Charbonneau met Broccoli's advertising director Jessica Gray and designer Jennifer Wright while working together at Kinfolk and says she only conceptualized the magazine a year ago. Their vision was a cannabis print publication that would be accessible to everyone (Broccoli will be free and available to order) without compromising the quality of content or the physical magazine itself.
Charbonneau spoke to Broadly about why her magazine—which focuses on everything from the war on drugs to minimalist, trendy weed paraphernalia—will be the first of its kind and why women in the cannabis industry are more important than ever.
The images below are an exclusive look at one of Broccoli's first photo essays titled Seeking Arrangements.
BROADLY: What motivated you to start Broccoli and how did the idea come about?
ANJA CHARBONNEAU: I'd been the creative director at Kinfolk for about three and a half years and was really ready for something new. Prior to that, I was a freelance photographer. So I've been in a visual and publishing world for a while. I love publishing, love print, and wanted to keep doing that.
In Portland, we had the full transition into recreational cannabis a while back and it was super cool seeing all of the different brands, consumer friendly products, and the interior design of dispensaries. Everything was really artistic and moving really quickly here. I noticed that we don't have a really design-forward and conceptual magazine for the cannabis space so we wanted to bring something fun into the print world. The idea had been ticking around for maybe a year but we really didn't start working on it until this summer. Being familiar with a quarter magazine schedule, luckily I came into it already knowing how to make a magazine so we just went full steam, all weed, all the time.
What do you want Broccoli to be?
We all knew each other from working at Kinfolk and wanted to bring the polished design of that magazine but find ways to kind of twist the norm or the expectation and bring in some weirder stuff.
The cool thing about the way that design is really attracting a lot of people to cannabis is that it's providing this jumping off point for getting people's attention and then talking about bigger issues that are in cannabis but also in the world. The company is owned by women, run by women, created by women, so we're definitely bringing that perspective and talking about issues that really matter to us. In cannabis, diversity is super important because of course people of color have been affected by the war on drugs and cannabis prohibition the most, so there's a lot to talk about there as well. We really want to be a really accessible platform that a lot of people can take part in. It's in nice wrapping but we really want to be talking about the things that are important too. We're bringing quality in terms of the print, but without the cover price: Broccoli is for free.
Why did you decide to gear it towards women?

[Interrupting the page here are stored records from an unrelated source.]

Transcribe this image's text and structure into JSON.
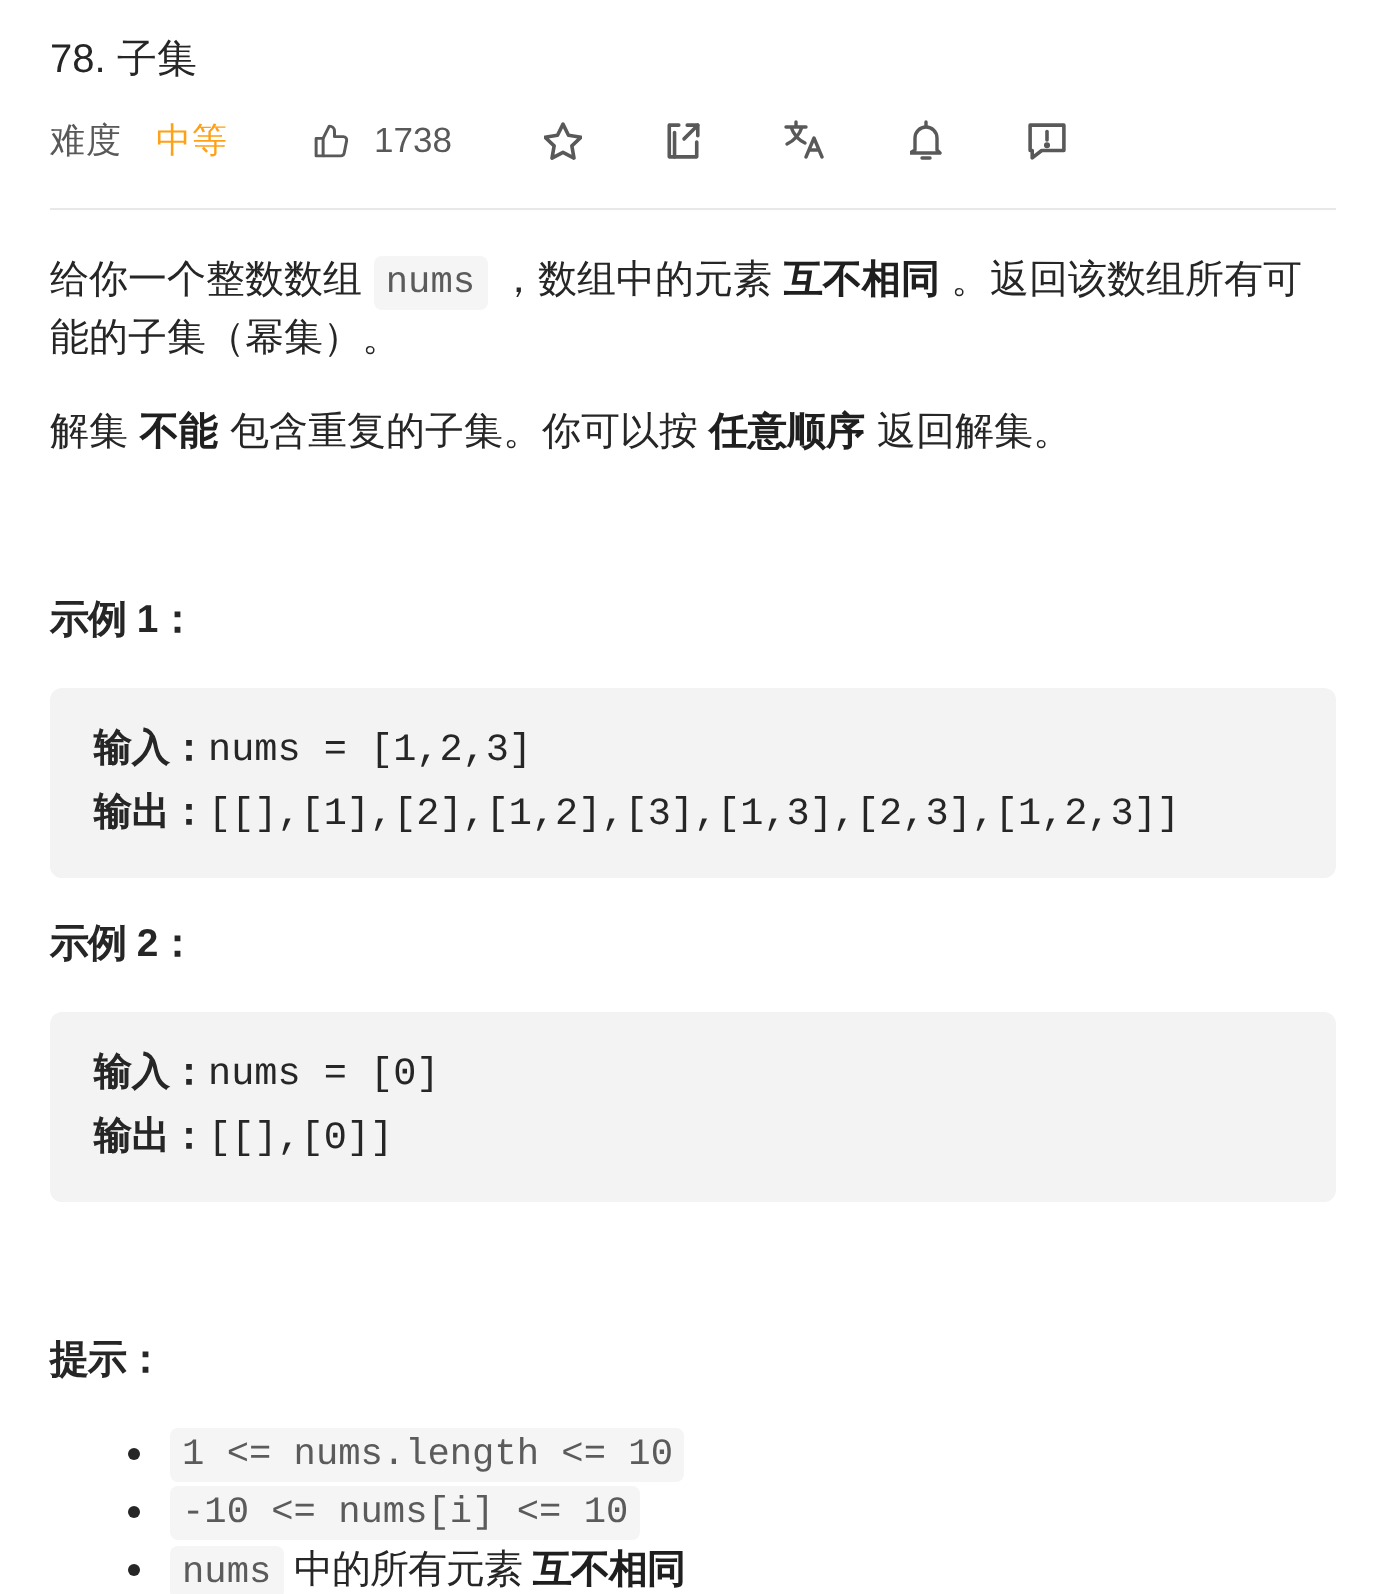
{
  "problem": {
    "title": "78. 子集",
    "difficulty_label": "难度",
    "difficulty": "中等",
    "likes": "1738"
  },
  "description": [
    {
      "segments": [
        {
          "kind": "text",
          "text": "给你一个整数数组 "
        },
        {
          "kind": "code",
          "text": "nums"
        },
        {
          "kind": "text",
          "text": " ，数组中的元素 **互不相同** 。返回该数组所有可能的子集（幂集）。"
        }
      ]
    },
    {
      "segments": [
        {
          "kind": "text",
          "text": "解集 **不能** 包含重复的子集。你可以按 **任意顺序** 返回解集。"
        }
      ]
    }
  ],
  "examples": [
    {
      "title": "示例 1：",
      "lines": [
        "**输入：**nums = [1,2,3]",
        "**输出：**[[],[1],[2],[1,2],[3],[1,3],[2,3],[1,2,3]]"
      ]
    },
    {
      "title": "示例 2：",
      "lines": [
        "**输入：**nums = [0]",
        "**输出：**[[],[0]]"
      ]
    }
  ],
  "hints": {
    "title": "提示：",
    "items": [
      {
        "segments": [
          {
            "kind": "code",
            "text": "1 <= nums.length <= 10"
          }
        ]
      },
      {
        "segments": [
          {
            "kind": "code",
            "text": "-10 <= nums[i] <= 10"
          }
        ]
      },
      {
        "segments": [
          {
            "kind": "code",
            "text": "nums"
          },
          {
            "kind": "text",
            "text": " 中的所有元素 **互不相同**"
          }
        ]
      }
    ]
  }
}
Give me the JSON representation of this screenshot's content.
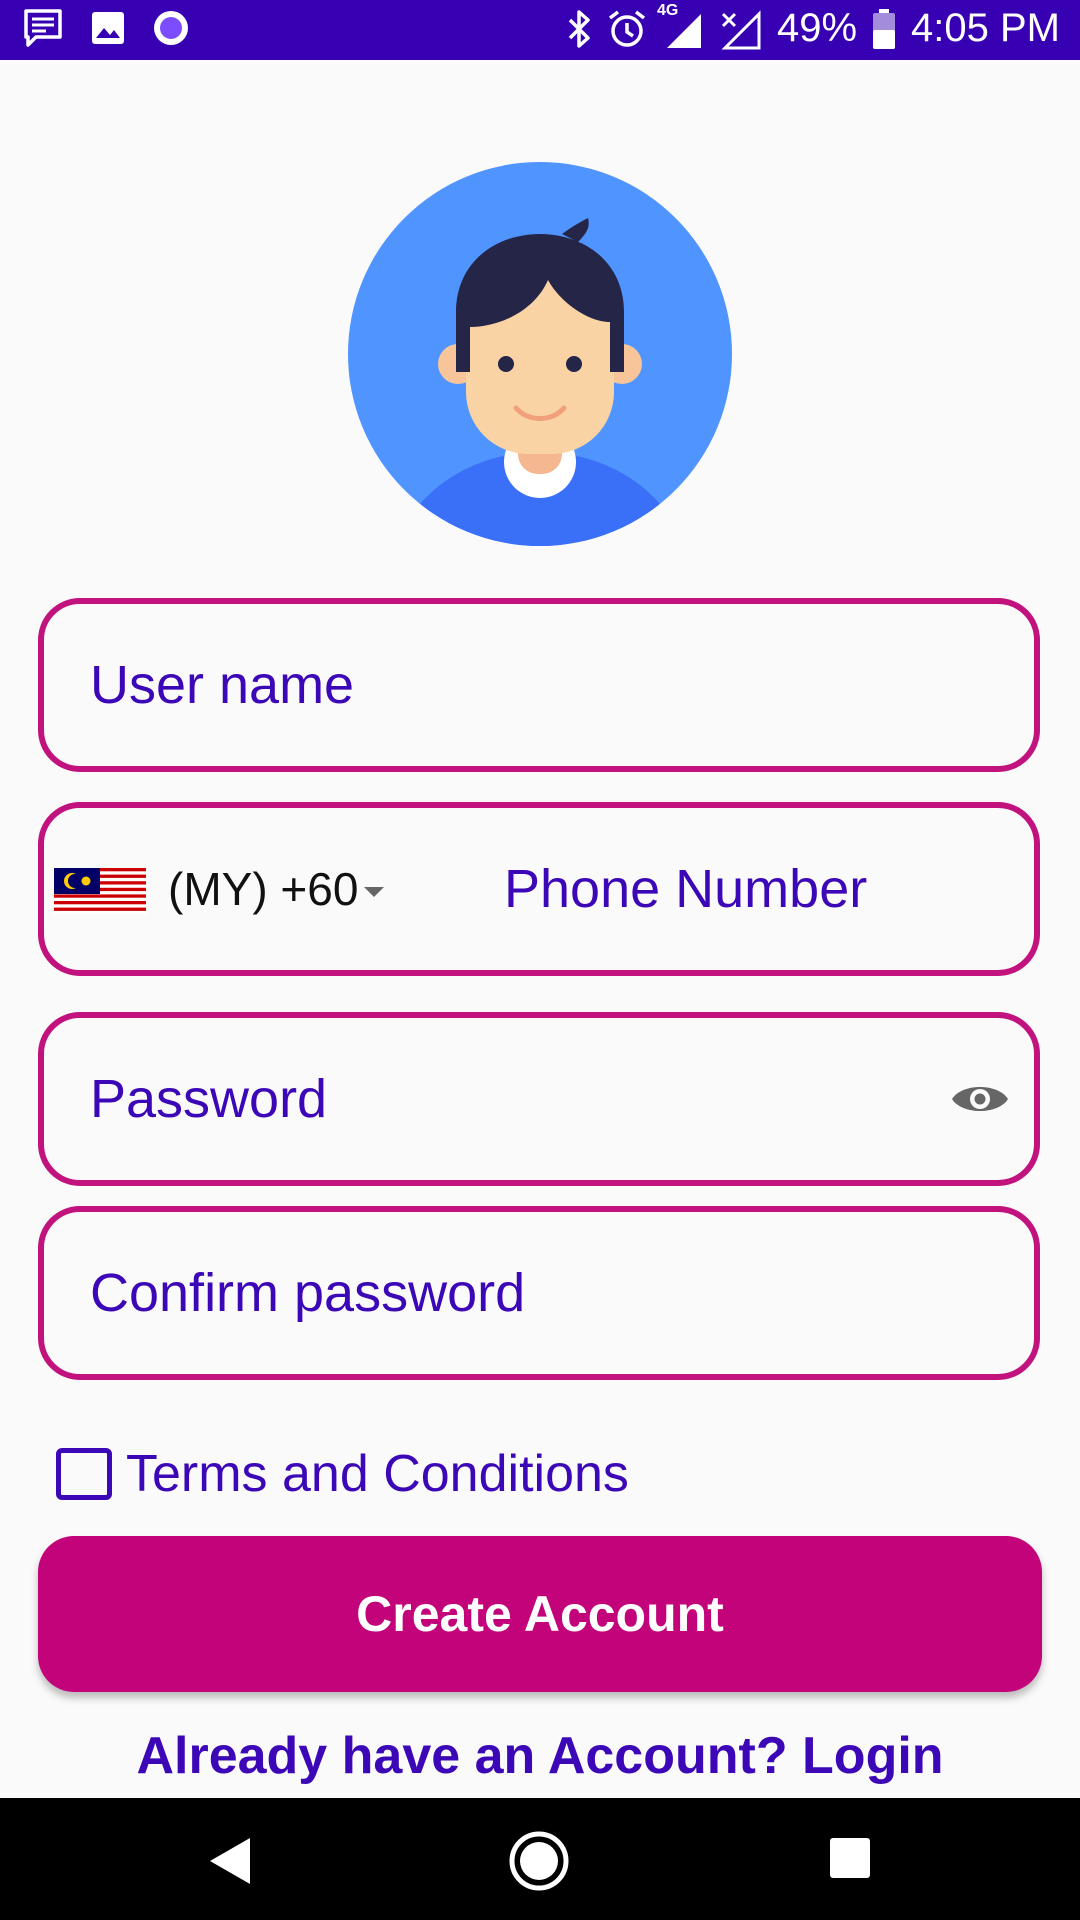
{
  "status_bar": {
    "battery": "49%",
    "time": "4:05 PM",
    "network": "4G",
    "icons": [
      "message-icon",
      "image-icon",
      "assistant-icon",
      "bluetooth-icon",
      "alarm-icon",
      "signal-icon",
      "signal-x-icon",
      "battery-icon"
    ]
  },
  "form": {
    "username_placeholder": "User name",
    "country_code": "(MY) +60",
    "phone_placeholder": "Phone Number",
    "password_placeholder": "Password",
    "confirm_placeholder": "Confirm password",
    "terms_label": "Terms and Conditions",
    "terms_checked": false,
    "create_button": "Create Account",
    "login_link": "Already have an Account? Login"
  },
  "colors": {
    "status_bar": "#3700B3",
    "accent_magenta": "#C2127D",
    "button": "#C2037A",
    "text_indigo": "#3C07B6",
    "avatar_bg": "#4F94FF"
  }
}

It was important that we take up as much space as possible while [the cannabis industry] is new and while there's still room. Leadership for women in cannabis—people have been talking about it being a lot better than other industries but that probably isn't going to stay true as the money starts coming in and people with power from other industries start jumping in. The more space we can claim now, the more we can talk about it now while it's small will help the industry grow in a positive way and not go in the way of every other industry that's run by really rich white men.
I think one of the most interesting aspects of Broccoli is how committed you are to print. Can you talk about why you made that decision, especially now, a time when lots of magazines are demolishing their print presence?
Having worked in publishing, I really fell in love with print. I think there's definitely the energy of exhaustion around the digital space, especially when you're talking about something that's really sensory and creative. The way that cannabis can fit into that picture seems more natural to take some time to yourself, grab this magazine, and take a look through, read a little and put it down, interact with it in that way. It's a ritual that you can't recreate [online].
We're not going to do the kind of mirrored platform where the print content is also online. We're really gonna focus on print being the space for our true content. Though we do have a few ideas for how to use the digital space in a way that is intended only for digital stuff.
This all sounds great, but I can't help but wonder how you're funding it?
The magazine is free. That was really really important to us, to make it accessible. A $15+ cover price is really prohibitive for a lot of people and it's so important that cannabis media is accessible, especially if you're bringing a new perspective to it. So we're going behind the scenes with it and just doing partnered content and advertising. We're finding cannabis brands but also people outside of the cannabis space who are interested in being part of this new conversation and letting them help us get it out there. It's going to be nice for people who are just maybe curious about cannabis too to pick it up easily and learn something and dip their toes in. You kind of need to be a die hard weed person to be like, "Yes, I'm ready to go spend $20 on a magazine." So hopefully we'll get some new eyes on it too. It's also cool because we're going to be distributing the magazine in some shops. Some are dispensaries but others are fashion stores and book stores. So people are going to come across it in different ways where they're not expecting to see something weed related.
Anything you'd like to add that we haven't touched on?
We're really, really open to hearing from people right now, like potential contributors and writers. Broccoli should definitely be considered a community platform so people should feel really free to reach out to us and let us know what they want to do.